The experts split in 1993 because they looked at different evidence. Those who formulated the ACS position weighed all available medical evidence. Those who formulated the NCI position restricted themselves to evaluating the results of clinical trials, and insisted that recommendations for the use of screening mammography be based on statistically significant mortality reductions, alone.

The ACS group noted:

• Clinical trials have revealed mortality reductions among women ages 40-49 who have been screened with mammography.

• The Canadian trials, which showed an increase in mortality, suffered from design flaws.

• Even with Canadian trials included, a meta-analysis of all clinical trials to date demonstrates mortality reduction among women ages 40-49.

• The BCDDP, a demonstration project, showed similar survival rates for women ages 40-49, 50-59, and 60-69.

• As screening mammography has become more widespread, breast cancer in women ages 40-49 has been found at earlier stages, for which prognosis is excellent.

The NCI group noted:

• "To date, randomized clinical trials have not shown a statistically significant reduction in mortality for women under the age of 50."

Rules of Evidence

"Rules of evidence" are at the heart of the controversy. The ACS has taken a traditional course in evaluating the effectiveness of screening mammography by considering all available evidence. The strength of this position is that much evidence is available. Furthermore, as the evidence comes from independent sources, its overall consistency may be weighed to good effect. Many medical technologies in use today have been evaluated in similar fashion. The efficacy of the Pap test, for example, was determined without benefit of clinical trials.
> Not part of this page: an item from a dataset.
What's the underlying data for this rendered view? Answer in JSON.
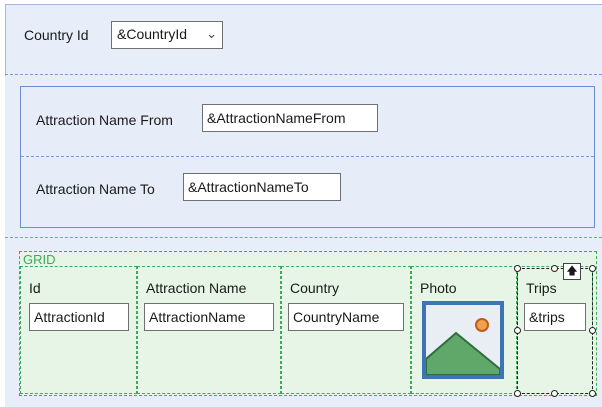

The NCI, on the other hand, has insisted upon one standard for evaluating screening mammography: mortality reduction among women enrolled in clinical trials. The main weakness of this position is that adequate evidence does not exist from clinical trials to evaluate the effectiveness of screening mammography among women ages 40-49; it will take years to accumulate. Another weakness of the NCI position is that it was not taken a priori. Even if it makes considerable sense to adopt the clinical trials standard before a technology is widely implemented, does it still make sense to do so after considerable evidence has accumulated that the technology is in fact effective?

Sic Semper

Unfortunately, this is not merely a philosophical controversy, and at present, there are no simple answers. Breast cancer is a deadly disease, and the decision to use screening mammography for women ages 40-49 rests squarely on the primary care physician. As always, physicians must serve their patients in the face of uncertainty.

For the Record

The Rhode Island Department of Health adheres to current ACS guidelines for breast cancer screening in its Women's Cancer Screening Program.

References

1. Metlin C, Smart CR: Breast cancer detection guidelines for women ages 40 to 49 years: rationale for the American Cancer Society reaffirmation of recommendations. CA - Cancer J Clin 1994;44(4):248-255.

2. Volkers N: NCI replaces guidelines with statement of evidence. J Natl Cancer Inst 1994;86:14-15.